De vuelta al cementerio había que elegir el sitio para jugar a las cartas y el mejor era el que estaba cerca del río junto a las piedras. Allí no iban las mujeres lo que según Damián Albolote tenía sus ventajas, las mujeres sirven para lo que usted se puede imaginar, para el trabajo sólo algo y para el juego de cartas nada. ¿Había visto Ventura Méndez alguna vez a alguna mujer jugando bien a las cartas? Por ese lado constituían un estorbo y una regla general, lo que no impedía que hubiese excepciones. ¡Ahora, vamos a ver, qué pasa aquí! Sacaba el manojo de cartas y barajaba; servía la mitad a Ventura Méndez y se quedaba con el resto; cuando echaba una carta sobre la piedra, que hacía de mesa, mojaba antes la punta de los dedos llevándolos a la boca, comentaba la jugada, decía no me vaya a joder usted y colocaba las cartas en su lugar, explicando que, aunque no era corto de luces, necesitaba tiempo para pensar, lo que tampoco era pedir demasiado si se miraba bien.
—Le toca a un servidor.
A Ventura Méndez le daba tiempo entonces para mirar alrededor. El sol parecía llenar de manchas de luz las manos de Damián Albolote que se paseaban sobre los naipes dudando cuál iba a jugar.
—Oiga, ¿echa la carta o no?
—Tenga paciencia el señor que yo no tengo estudios.
—Pero no vamos a estar aquí toda la mañana Damián, ¿echa la carta?
—¿Y qué va a hacer usted?, ¿se le ocurre algo?, cuando se le ocurra me lo cuenta.

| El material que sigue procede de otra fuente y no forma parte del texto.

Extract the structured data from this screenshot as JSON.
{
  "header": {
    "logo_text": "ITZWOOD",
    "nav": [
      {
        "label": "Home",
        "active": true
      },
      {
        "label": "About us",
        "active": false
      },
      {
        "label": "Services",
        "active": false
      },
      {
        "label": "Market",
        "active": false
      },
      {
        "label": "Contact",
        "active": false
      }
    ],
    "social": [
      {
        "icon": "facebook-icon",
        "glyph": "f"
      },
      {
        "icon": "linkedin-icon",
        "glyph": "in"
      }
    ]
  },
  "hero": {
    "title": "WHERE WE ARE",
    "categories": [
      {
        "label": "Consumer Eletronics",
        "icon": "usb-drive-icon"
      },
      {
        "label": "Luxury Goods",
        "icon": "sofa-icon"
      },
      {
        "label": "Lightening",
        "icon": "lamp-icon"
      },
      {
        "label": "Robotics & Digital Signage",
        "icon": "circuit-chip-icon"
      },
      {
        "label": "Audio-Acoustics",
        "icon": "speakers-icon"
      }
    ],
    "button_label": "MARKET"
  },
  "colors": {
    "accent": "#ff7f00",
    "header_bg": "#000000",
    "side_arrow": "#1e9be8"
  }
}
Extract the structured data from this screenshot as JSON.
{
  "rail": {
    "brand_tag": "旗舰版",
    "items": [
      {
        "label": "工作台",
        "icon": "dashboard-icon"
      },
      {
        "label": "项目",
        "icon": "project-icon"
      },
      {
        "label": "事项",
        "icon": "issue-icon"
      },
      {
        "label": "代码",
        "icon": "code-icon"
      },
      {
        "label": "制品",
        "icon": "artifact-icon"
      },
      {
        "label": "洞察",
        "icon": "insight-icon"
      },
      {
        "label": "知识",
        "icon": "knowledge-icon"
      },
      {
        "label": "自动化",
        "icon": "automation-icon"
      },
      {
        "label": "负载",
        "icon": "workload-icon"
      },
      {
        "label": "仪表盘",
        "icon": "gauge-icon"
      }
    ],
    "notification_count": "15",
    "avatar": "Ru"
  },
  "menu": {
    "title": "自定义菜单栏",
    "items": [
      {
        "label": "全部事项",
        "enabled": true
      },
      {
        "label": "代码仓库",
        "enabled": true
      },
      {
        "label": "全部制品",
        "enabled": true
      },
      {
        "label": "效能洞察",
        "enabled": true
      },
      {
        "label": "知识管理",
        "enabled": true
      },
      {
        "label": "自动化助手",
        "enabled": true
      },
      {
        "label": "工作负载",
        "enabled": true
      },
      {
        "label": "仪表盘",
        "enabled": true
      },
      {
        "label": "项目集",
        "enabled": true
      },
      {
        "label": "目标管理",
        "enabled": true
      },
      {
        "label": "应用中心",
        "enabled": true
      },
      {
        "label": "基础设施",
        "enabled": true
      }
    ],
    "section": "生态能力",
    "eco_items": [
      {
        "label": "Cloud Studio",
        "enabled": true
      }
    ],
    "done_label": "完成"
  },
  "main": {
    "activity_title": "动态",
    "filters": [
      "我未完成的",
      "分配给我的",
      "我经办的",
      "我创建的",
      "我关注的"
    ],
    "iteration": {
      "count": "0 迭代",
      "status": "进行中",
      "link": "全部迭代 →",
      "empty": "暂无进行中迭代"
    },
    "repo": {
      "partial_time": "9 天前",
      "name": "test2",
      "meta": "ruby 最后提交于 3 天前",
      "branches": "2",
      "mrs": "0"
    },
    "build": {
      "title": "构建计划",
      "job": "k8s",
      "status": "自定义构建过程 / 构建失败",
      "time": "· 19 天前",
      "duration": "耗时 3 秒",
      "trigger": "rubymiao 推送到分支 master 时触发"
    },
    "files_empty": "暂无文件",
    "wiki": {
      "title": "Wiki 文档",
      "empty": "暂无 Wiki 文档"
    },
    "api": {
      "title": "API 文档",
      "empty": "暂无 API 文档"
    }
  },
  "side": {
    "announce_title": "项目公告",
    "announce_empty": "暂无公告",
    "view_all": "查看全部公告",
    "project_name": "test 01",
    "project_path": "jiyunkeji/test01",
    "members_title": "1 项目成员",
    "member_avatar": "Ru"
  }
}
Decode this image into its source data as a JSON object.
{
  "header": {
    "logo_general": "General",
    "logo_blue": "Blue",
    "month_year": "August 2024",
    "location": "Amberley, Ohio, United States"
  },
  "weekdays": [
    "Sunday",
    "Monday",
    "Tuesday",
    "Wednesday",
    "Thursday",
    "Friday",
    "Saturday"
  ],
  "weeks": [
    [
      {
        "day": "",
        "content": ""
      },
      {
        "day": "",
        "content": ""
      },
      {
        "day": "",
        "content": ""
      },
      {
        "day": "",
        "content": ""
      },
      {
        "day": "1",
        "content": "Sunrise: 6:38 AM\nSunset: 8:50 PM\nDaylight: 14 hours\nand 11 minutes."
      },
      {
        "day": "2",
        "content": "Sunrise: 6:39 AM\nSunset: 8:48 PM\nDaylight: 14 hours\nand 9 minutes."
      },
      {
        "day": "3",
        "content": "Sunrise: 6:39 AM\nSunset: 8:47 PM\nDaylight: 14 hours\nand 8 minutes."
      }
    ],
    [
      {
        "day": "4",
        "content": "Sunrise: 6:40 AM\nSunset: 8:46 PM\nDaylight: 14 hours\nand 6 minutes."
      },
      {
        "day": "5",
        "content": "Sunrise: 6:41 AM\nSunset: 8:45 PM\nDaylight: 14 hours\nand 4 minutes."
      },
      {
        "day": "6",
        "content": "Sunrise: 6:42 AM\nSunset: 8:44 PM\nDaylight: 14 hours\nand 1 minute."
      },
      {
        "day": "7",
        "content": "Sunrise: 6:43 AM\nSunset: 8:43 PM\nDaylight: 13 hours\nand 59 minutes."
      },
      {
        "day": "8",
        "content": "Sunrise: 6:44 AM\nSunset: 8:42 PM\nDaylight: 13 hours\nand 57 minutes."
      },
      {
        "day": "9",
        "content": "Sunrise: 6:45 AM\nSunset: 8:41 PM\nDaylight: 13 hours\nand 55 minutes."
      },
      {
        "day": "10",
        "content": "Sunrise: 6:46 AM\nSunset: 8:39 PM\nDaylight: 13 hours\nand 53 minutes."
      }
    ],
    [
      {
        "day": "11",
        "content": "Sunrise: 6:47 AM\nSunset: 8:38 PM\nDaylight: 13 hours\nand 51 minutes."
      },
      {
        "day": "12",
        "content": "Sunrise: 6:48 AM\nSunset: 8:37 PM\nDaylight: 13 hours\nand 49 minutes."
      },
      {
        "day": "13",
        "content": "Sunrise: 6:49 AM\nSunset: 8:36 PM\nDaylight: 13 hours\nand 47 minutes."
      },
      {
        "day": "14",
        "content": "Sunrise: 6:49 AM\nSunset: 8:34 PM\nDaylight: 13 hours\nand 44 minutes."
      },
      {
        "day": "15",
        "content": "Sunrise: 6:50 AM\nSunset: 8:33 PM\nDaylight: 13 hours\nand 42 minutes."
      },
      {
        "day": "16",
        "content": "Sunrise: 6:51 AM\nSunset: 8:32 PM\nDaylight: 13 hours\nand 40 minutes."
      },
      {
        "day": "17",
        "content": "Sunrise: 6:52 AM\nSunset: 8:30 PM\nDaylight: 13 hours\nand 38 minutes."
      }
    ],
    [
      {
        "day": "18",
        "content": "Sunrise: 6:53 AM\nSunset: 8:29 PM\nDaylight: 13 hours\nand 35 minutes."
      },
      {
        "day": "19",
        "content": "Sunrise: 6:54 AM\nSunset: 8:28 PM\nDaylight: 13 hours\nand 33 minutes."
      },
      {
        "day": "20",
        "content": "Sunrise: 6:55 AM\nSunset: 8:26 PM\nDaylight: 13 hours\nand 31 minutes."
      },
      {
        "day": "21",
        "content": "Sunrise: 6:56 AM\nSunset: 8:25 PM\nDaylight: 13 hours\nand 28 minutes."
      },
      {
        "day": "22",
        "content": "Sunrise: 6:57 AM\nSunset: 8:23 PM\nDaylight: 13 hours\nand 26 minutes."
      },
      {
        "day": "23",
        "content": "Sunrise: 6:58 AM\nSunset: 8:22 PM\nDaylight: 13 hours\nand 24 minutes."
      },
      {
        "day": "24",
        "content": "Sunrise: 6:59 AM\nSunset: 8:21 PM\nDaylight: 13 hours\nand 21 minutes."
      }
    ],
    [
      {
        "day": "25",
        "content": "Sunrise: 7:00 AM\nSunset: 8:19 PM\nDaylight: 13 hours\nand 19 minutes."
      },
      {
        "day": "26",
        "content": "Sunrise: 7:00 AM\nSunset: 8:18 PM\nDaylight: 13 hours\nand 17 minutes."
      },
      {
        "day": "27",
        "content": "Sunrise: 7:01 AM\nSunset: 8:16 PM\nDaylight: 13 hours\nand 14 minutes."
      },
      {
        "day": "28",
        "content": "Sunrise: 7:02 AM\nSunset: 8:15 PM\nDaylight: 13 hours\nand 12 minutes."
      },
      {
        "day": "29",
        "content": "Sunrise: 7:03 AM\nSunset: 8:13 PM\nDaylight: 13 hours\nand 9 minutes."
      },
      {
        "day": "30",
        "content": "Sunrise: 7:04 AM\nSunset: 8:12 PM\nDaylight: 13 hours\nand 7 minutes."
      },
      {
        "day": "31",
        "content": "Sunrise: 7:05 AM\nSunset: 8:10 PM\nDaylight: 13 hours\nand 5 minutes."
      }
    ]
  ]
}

Hay que aprender a vivir sin prisas, con el mayor regostamiento posible y sacando todo el partido a las cosas.
—¿Pero echa la carta?
—Sí hombre allá va y para que vea es triunfo, y no me venga con impaciencias, fíjese el sol que hace y la airera, mírelo bien y dígame a qué vienen las prisas y si es que se va a poner a trabajar ahora.
Las nubes flotaban sobre Peña Blanca y Gabardito, y la mancha de pinares se extendía por todos lados guardando entre los troncos grises ese mundo vegetal que luchaba por eternizarse por alcanzar la luz y que también rezaba ascendiendo.